A ideia de uma unidade pressupõe um território integrado e homogêneo, delineado por valores essenciais, definidores de um estilo de vida, a partir do qual se é reconhecido na diversidade, na miscigenação cultural do espaço. Para tanto, elegem-se ou têm-se traços significativos e relevantes à imagem do grupo, fazendo-o se reconhecer e ser reconhecido diante dos demais. No caso do Brasil, por exemplo, destaca-se fortemente o fenômeno de apropriação dos elementos: samba, carnaval, futebol e feijoada, como já foi visto anteriormente, para compor a identidade nacional. Em meio a essa padronização estabelecida, aparecem as especificidades regionais que compõem o território brasileiro, “a composição deste mosaico se dá de diversas formas, a partir de inúmeros atributos regionais” (DUTRA,

2004, p. 94).

Assim, cada região brasileira, seja ela: o Norte, o Nordeste, o Centro Oeste, o Sudeste ou o Sul, apresenta seus traços característicos de ordenamento territorial e identitário. Neste caso, as ações, os hábitos, os costumes e as crenças de cada uma são objetos de representação para os outros, servindo como elementos de reconhecimento e diferenciação territorial. Vale a pena “lembrar que toda identidade é estruturada em relação ao (ou com o) outro, a cada diferente escala em que se desenha mudam as forma de arranjo espacial, isto é, muda a relação com o outro e mudam os interesses e mecanismos acionados pelo grupo”. (ALMEIDA, 2006, p. 28).

Penna (1992), em seu livro, “O que faz ser nordestino”, coloca que a própria organização do território (nacional) em região é uma forma de identificação, ou seja, um meio de atribuir uma personalidade própria ao espaço individualizado, peculiarizado por suas características. Assim, o “regionalismo8 pode ser considerado como um processo que torna o espaço significativo” (PENNA, 1992, p.19), um referencial de identificação. Nesse caso, o conceito de região se explicita fundado sobre um critério territorial que inclui um plano simbólico. Assim, ao escolher alguns traços como critérios de ordenamento das características internas do grupo, promove-se a construção de representações de identidade e a região torna- se um território simbolicamente construído (PENNA, 1992).
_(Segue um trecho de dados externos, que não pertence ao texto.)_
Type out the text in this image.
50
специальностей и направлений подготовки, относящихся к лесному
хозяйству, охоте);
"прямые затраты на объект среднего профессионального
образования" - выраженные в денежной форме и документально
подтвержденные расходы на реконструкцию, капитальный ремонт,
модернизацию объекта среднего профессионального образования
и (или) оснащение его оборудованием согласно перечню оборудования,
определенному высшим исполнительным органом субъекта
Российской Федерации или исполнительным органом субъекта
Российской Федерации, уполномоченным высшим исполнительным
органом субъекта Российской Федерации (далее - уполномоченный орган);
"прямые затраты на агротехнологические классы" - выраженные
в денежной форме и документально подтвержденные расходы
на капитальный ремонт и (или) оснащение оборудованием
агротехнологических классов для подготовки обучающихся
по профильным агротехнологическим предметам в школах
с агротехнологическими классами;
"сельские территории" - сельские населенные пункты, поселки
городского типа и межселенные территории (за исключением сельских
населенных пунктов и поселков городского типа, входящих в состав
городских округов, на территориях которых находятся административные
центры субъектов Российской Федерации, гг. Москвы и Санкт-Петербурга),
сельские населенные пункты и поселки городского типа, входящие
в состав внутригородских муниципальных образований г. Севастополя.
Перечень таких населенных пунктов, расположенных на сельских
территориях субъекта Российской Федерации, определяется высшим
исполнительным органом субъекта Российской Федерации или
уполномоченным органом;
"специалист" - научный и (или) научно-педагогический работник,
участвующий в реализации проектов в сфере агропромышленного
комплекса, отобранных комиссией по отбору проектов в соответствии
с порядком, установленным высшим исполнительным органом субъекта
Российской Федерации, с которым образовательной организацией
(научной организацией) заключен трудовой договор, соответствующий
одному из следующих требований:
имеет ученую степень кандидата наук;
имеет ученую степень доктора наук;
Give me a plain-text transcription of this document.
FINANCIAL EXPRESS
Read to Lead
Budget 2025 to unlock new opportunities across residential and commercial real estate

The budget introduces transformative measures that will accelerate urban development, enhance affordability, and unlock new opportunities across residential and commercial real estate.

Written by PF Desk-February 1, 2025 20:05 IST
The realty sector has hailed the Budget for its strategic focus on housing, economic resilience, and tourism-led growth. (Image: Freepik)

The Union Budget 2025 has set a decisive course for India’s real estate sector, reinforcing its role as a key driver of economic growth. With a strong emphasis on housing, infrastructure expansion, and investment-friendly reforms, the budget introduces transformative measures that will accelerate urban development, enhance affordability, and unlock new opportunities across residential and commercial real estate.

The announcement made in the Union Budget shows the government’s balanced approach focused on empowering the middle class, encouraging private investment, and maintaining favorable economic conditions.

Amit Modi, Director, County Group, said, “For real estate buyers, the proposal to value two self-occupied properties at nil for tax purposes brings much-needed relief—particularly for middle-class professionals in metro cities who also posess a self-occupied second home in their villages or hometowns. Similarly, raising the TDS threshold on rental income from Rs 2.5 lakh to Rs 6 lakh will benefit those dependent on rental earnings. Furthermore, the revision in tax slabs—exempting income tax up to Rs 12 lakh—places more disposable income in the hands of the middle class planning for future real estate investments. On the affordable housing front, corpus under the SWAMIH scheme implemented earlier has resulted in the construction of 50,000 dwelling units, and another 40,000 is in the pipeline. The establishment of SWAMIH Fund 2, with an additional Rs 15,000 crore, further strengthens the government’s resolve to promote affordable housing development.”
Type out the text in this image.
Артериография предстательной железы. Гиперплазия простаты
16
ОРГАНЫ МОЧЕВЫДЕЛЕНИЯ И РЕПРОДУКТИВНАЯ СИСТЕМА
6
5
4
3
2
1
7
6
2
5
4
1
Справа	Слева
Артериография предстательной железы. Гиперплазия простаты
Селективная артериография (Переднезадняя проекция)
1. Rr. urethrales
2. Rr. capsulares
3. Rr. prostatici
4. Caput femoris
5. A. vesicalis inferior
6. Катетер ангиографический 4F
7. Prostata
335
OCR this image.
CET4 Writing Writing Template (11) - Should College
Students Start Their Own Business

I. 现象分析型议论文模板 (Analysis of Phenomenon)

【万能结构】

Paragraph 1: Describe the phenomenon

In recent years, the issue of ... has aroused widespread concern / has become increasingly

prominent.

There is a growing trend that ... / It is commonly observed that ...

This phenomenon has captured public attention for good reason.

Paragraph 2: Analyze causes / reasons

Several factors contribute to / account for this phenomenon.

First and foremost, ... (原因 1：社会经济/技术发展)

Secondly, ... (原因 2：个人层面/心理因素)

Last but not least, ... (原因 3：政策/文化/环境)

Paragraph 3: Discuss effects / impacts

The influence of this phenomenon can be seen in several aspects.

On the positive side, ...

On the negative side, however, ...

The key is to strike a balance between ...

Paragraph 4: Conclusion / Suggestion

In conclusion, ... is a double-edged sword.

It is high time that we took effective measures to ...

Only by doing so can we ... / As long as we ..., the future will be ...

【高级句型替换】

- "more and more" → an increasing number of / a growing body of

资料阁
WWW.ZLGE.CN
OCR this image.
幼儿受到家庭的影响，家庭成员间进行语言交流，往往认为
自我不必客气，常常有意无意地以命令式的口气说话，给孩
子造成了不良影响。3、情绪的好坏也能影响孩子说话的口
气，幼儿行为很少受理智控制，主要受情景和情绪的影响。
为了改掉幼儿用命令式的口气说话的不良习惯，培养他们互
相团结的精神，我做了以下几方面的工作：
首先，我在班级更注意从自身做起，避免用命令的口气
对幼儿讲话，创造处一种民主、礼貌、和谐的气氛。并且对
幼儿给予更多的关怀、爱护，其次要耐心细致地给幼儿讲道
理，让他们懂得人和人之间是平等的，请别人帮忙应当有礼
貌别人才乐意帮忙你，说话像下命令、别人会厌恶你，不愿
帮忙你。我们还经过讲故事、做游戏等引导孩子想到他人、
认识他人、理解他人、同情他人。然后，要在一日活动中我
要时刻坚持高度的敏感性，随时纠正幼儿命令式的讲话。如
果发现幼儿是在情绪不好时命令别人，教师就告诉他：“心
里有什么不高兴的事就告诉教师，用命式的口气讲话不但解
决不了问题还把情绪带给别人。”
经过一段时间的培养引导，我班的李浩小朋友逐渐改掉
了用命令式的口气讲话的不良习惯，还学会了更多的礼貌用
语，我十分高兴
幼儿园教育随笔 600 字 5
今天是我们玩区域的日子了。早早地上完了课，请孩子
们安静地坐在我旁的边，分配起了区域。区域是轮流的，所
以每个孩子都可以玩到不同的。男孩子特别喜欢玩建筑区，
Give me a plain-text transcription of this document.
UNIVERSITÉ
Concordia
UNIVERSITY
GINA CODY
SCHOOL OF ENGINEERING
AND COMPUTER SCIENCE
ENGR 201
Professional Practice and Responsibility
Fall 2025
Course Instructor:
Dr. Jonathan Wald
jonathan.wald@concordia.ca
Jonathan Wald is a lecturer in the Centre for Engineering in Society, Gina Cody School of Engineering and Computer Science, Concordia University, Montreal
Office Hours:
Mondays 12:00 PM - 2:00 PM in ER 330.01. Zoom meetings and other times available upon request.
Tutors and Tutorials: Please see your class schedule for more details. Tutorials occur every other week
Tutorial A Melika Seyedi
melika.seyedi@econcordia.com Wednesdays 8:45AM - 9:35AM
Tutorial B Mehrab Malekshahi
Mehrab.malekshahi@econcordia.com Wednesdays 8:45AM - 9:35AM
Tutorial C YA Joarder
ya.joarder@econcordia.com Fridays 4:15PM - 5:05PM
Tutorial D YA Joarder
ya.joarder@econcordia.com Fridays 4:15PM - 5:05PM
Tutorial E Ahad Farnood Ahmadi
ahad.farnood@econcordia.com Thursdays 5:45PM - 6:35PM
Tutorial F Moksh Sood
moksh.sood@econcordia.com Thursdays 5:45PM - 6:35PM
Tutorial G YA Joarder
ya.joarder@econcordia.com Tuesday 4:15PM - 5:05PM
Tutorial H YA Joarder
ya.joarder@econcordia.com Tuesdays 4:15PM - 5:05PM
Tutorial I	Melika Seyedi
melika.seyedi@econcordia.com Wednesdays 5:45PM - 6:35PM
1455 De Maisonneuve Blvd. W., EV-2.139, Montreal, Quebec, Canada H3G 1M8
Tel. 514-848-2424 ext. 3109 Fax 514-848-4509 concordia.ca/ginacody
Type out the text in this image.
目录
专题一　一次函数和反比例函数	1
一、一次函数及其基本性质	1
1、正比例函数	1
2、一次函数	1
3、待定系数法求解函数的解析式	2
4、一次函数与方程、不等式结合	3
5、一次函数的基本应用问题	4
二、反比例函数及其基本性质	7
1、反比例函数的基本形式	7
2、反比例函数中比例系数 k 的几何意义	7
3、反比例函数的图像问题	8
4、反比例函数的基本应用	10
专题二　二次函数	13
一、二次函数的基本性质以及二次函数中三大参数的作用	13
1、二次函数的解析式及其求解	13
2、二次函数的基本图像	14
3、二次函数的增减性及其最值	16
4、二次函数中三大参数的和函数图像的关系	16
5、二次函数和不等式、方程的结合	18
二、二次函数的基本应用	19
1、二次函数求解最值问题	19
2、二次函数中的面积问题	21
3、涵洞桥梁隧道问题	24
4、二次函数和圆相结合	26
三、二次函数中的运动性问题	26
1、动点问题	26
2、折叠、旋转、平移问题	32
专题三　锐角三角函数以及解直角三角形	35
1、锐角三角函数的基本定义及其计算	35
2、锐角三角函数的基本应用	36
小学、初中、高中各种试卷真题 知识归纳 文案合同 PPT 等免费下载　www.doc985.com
As discussões aqui tecidas sobre a questão da identidade territorial incorporam a grande contribuição da Ciência Geográfica, ao entendê-la como uma representação espacial de legitimação e diferenciação social. Acreditamos, nesse sentido, que essa concepção de identidade seja eficaz para investigar a produção de significados vinculados à identidade seridoense na atualidade, permitindo enfocar os traços característicos de sua composição espacial.